Ein im Juli 2004 erlassenes Gesetz ueber "Schaeden im Rahmen der
Terrorbekaempfung" sieht dagegen Moeglichkeiten staatlicher
Entschaedigungszahlungen vor. Allerdings ist ungeklaert, wie hoch die Entschaedigungen
ausfallen sollen. Festgelegt wurde vom Staat lediglich, bei Todesfaellen
im Rahmen der sogenannten Terrorbekaempfung den Familien des Getoeteten
eine Entschaedigung von 1000 Dollar zu zahlen. Erschwerend kommt hinzu,
dass das Innenministerium bei Individualklagen Protokolle offizieller
Stellen ueber die Zerstoerungen fordert. Die Taeter muessten also von
sich aus Dokumente ihrer Verbrechen zur Verfuegung stellen. Als
Hauptfortschritt sieht Anwalt Kalpak daher die jetzt moegliche Eroeffnung des
Rechtsweges bis zum Gang vor den Europaeischen Gerichtshof fuer
Menschenrechte an. Da die nach wie vor ungeloeste kurdische Frage der Hauptgrund
der Binnenmigration sei, staenden allerdings nicht die rechtlichen,
sondern soziale und politische Probleme im Vordergrund.
Projekte fuer Frauen
Besonders betroffen von den Folgen der erzwungenen Binnenmigration in
die Staedte sind Frauen.
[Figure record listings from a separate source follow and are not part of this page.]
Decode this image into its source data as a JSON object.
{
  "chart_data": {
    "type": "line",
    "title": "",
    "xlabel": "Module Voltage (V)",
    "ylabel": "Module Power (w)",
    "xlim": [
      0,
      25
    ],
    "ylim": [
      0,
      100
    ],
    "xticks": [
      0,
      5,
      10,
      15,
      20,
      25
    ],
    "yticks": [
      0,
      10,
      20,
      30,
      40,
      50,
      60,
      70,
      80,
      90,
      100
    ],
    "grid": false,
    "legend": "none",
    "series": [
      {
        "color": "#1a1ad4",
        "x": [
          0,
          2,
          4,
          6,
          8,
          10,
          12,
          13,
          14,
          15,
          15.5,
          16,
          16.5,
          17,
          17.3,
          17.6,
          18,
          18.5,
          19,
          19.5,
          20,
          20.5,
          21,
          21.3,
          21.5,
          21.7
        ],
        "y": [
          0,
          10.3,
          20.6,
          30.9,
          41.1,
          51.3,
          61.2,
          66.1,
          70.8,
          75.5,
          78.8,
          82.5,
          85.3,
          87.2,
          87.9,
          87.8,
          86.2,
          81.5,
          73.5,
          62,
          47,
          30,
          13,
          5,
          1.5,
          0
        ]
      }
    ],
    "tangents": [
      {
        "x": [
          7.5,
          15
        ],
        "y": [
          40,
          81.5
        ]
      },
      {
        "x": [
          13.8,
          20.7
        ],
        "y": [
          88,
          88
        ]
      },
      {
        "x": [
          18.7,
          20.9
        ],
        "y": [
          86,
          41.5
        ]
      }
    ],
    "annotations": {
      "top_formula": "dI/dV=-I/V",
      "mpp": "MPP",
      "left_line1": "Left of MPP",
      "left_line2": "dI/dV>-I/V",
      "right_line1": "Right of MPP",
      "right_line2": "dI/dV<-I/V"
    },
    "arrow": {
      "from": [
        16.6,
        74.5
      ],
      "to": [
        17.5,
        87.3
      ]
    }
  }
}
Der Analphabetismus ist hoch, haeufig sprechen
die aus den Doerfern stammenden Frauen nur das im Amtsgebrauch
weiterhin untersagte Kurdisch. Eine Schulausbildung haben diese in der
Landwirtschaft grossgewordenen Frauen meist ebensowenig wie eine
Berufsausbildung. Die Frustration ihrer arbeitslosen Ehemaenner ueber den Verlust
einstiger Autoritaetspositionen innerhalb der Dorfgemeinschaft aeussert
sich nicht selten in physischer Gewalt. Neben der Verbreitung von Drogen
haetten auch die Prostitution und der Frauenhandel in den kurdischen
Staedten besorgniserregend zugenommen, wird mir hinter vorgehaltener Hand
berichtet. Der Staat wuerde dies wohlwollend dulden. Eine aehnliche
Strategie der Counterinsurgency wurde in den USA gegenueber der militanten
Schwarzenbewegung angewendet.
Eine Reihe ziviler Institutionen kuemmern sich mittlerweile um die
Verbesserung der sozialen Situation von Frauen in den von Binnenmigration
besonders betroffenen Gebieten. Das Frauenreferat der von der DEHAP
gestellten Stadtverwaltung von Diyarbakir hat in drei Stadtvierteln
oeffentliche Waeschereien errichtet, die von ueber 2250 Familien genutzt
werden. Dazu kommen oeffentliche Baeckereien mit Lehmoefen, in denen die
Familien ihr Fladenbrot selber backen. Ausschliesslich Maedchen aus
Familien von Fluechtlingen oder politischen Gefangenen werden in einer vom
DEHAP-nahen Frauenzentrum Selis betriebenen Seidenweberei in der fast
ausgestorbenen Technik zur Herstellung traditioneller Pusu-Schals
ausgebildet. Ziel ist es, die jungen Frauen zu ermutigen, anschliessend diese
Produkte in Heimarbeit herzustellen und zu vermarkten, um sich so ein
eigenes Auskommen zu sichern. Das Frauenhaus "Schneegloeckchen" in der
Gemeinde Baglar von Diyarbakir bietet Alphabetisierungskurse in
tuerkischer Sprache an. 40 Frauen zwischen 16 und 70 Jahren haben seit Ende 2004
diese Kurse absolviert, 90 weitere sind momentan eingeschrieben.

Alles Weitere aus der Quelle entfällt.